The community that Catherine Opie chronicles in “Surfers” is one that is configured around surfers who brave the waves off Malibu, California. The exhibition includes twelve portraits of surfers, both men and women of various ages.

Each photograph is titled by the name of the subject. Among them are Margaret, who looks suspiciously at the camera; Adam, who looks about 12 years old; and Erin, who looks like she meticulously applies her makeup. Twenty-somethings Larkie and Rachel seem like they belong on the MTV reality TV show, “Surfer Girls,” while seniors Devi and Ken bring to mind the heyday of “California Dreamin’” and the sage writings of Joan Didion, whose most recent book, “Where I was From,” tries to come to grips with what it really means to be from California.

Opie snapped all her subjects on a murky day just as they emerged from the Pacific Ocean.

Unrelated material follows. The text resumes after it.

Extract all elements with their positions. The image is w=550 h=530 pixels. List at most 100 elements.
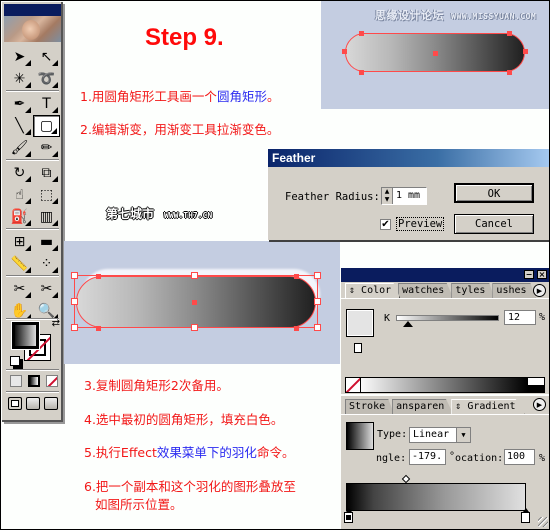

Droplets of water drip from their faces. Most of them hold their surfboards tucked under their arms, making the boards seem like fertility objects and the surfers like members of some lost tribe. We are reminded of the photographer Robert Mapplethorpe’s 1982 portrait of the artist Louise Bourgeois in which the grinning subject totes a giant penis sculpture under her arm. (Opie, a professor of photography at UCLA, recently curated a retrospective of Mapplethorpe’s work at the Marc Selwyn Fine Art gallery in Los Angeles.)

In addition to the portraits, there are photographs of the wide, grey ocean, with surfers dotting the seascape. Selections of these shots are included in this year’s Whitney Biennial.

In her photography, Opie has long addressed the question, “What makes a community?” She started out exploring the farthest reaches of this question in the mid-1990s with portraits of her friends in the Los Angeles queer leather community. In the process, Opie snapped a few gripping self-portraits, including one in which she is pictured with a stick figure drawing of a house and two women holding hands sliced into her back.

Another series, entitled “Normal,” came about when Opie drove across the country to photograph families of lesbian couples in their normal, domestic settings.

In the well-executed “Surfers,” Opie proves once again that her grasp on community is that it is somewhere between slippery and rough.